La rentrée littéraire est agitée par la sortie d’un livre sur lequel on se jette pour de mauvaises raisons : n’y-a-t-il pas pire châtiment ? Je voudrais ici parler d’un livre qu’on ne lira pas hélas pour de bonnes raisons, pour les meilleures raisons possibles, les plus belles. Et c’est de ce paradoxe atroce que je voudrais partir (et si possible anéantir) dans cette chronique. C’est évidemment se placer dans la tension mortifère qui opère entre la culture du spectacle, son bruit et sa pseudo fureur et la voix de la poésie, nécessairement intime, privée voire secrète. Cette dernière soufflée, chuchotée et donc inaudible dans le tohu-bohu du divertissement organisé. Dans ce combat inégal où les Goliath plastronnent, il y a quelques vaillants David qui bataillent pour faire entendre l’infime bruissement des ruisseaux de solitude, l’in-ouï de leur presque rien. Jean-Yves Masson et Philippe Giraudon des éditions La Coopérative sont de ces guerriers vigilants. J’ai présenté déjà plusieurs titres, toujours surpris par l’inattendu, l’originalité très pointue, parfois bouleversante, des textes, des auteurs proposés. Le nouveau titre qui paraît ces jours-ci, Journal de Belfort de Béatrice Douvre, ne déroge pas à cette habitude qui est presque la marque de La Coopérative.
Comme souvent, le désir de publication repose sur une histoire personnelle, un coup de cœur qui engage et détermine ; ici une amitié faite d’une grande solidarité poétique entre l’éditeur et la poétesse au court destin (1967-1994).

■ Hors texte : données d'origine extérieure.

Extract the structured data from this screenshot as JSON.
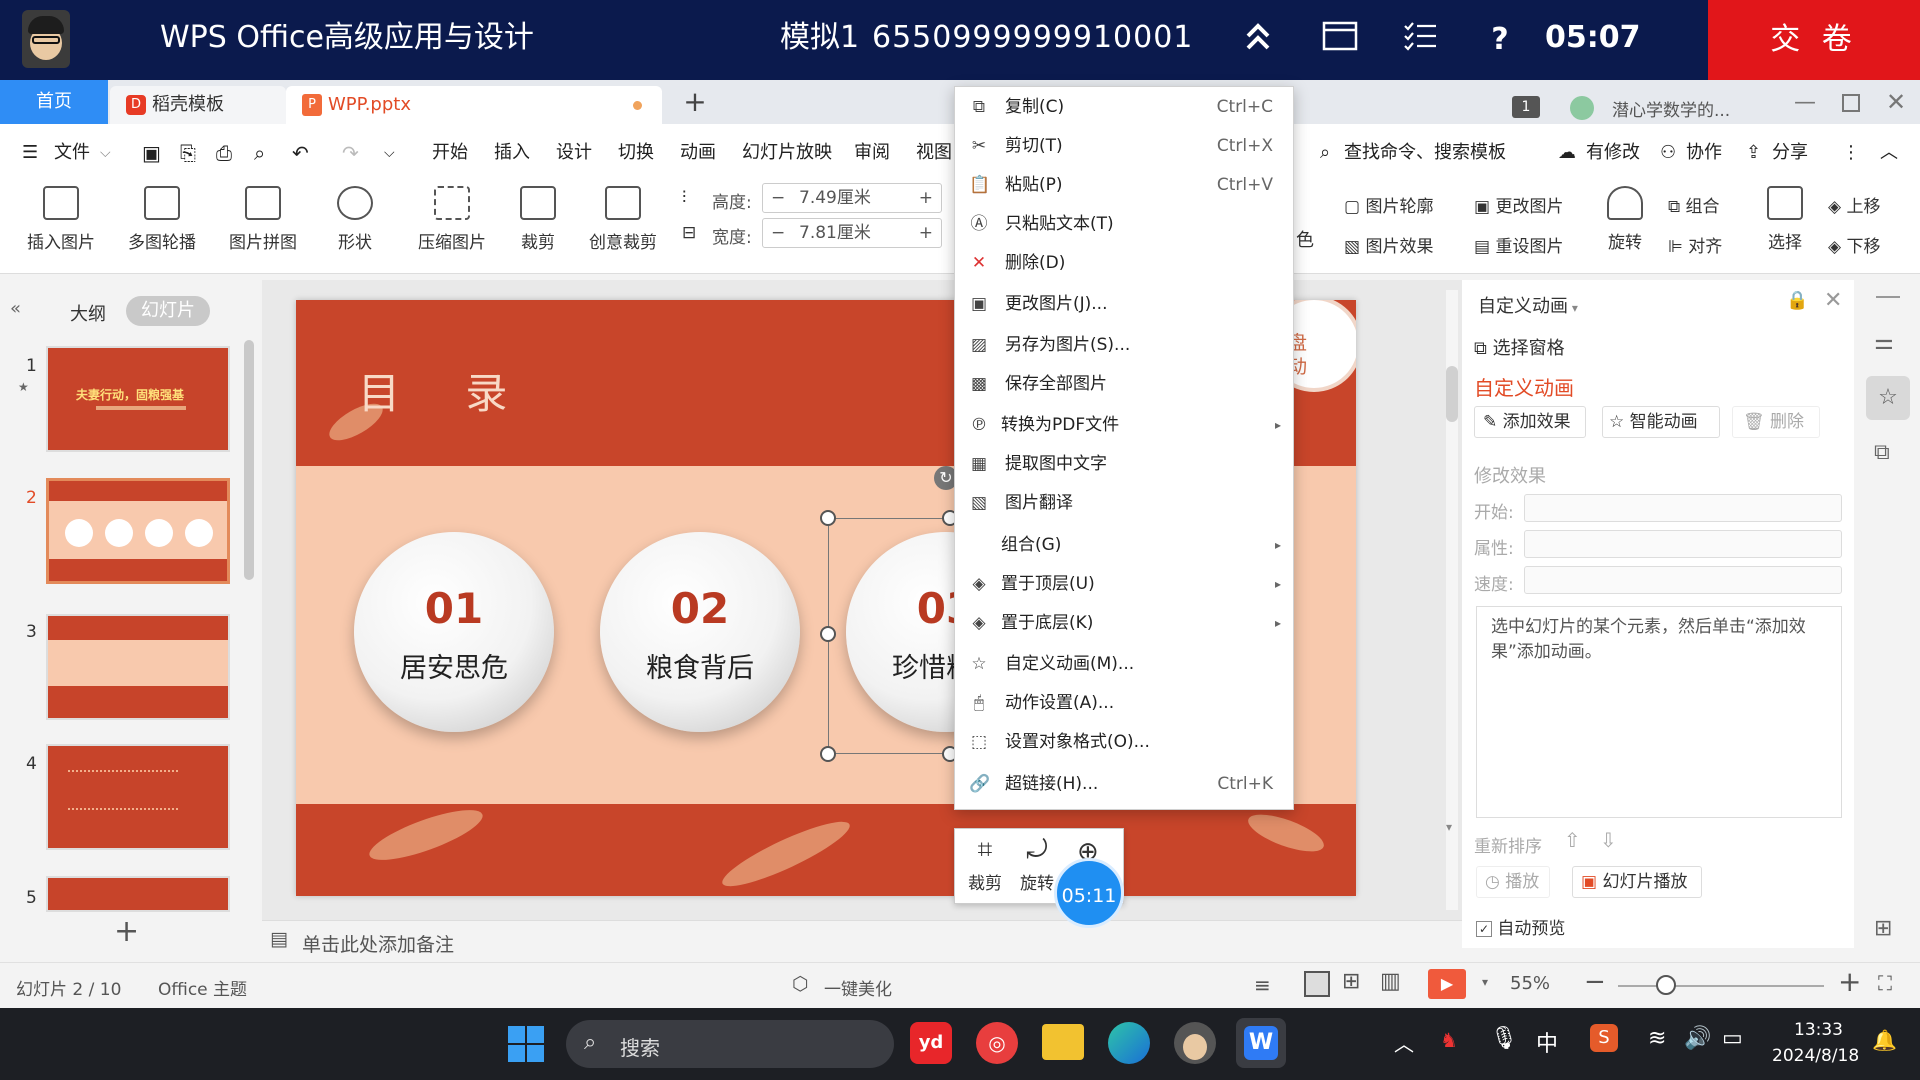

En publiant le journal de Béatrice Douvre, Jean-Yves Masson a eu le sentiment d’accomplir un devoir de fidélité vis à vis de celle « dont les poèmes sont comme la trace laissée par un astre fugitif ». Prématurément décédée des suites d’une anorexie le 19 juillet 1994, la jeune poétesse n’aura publié de son vivant que quelques dizaines de textes dans des revues (Polyphonies, Arpa, Friches, Possible imaginaire, Midi). Néanmoins, elle a été reconnue comme l’une des personnalités marquantes de sa génération, si bien qu’en 2000, Voix d’Encre a édité son Œuvre poétique complète, avec une préface de Philippe Jaccottet.
Ses poèmes sont hantés par le mal dont elle souffrait depuis l’âge de 13 ans, l’anorexie, contre lequel elle ne cessa de lutter jusqu’à sa mort, séjournant longuement dans les hôpitaux où elle écrivait, peignait et dessinait. Durant les six derniers mois de sa vie, Béatrice Douvre concentra l’expérience de sa vie et de son écriture – les deux étant indissociables chez elle – dans un cahier que nous pouvons lire aujourd’hui grâce à l’obligeance de Jean-Yves Masson qui l’a scrupuleusement transcrit, mot à mot, à des fins d’édition.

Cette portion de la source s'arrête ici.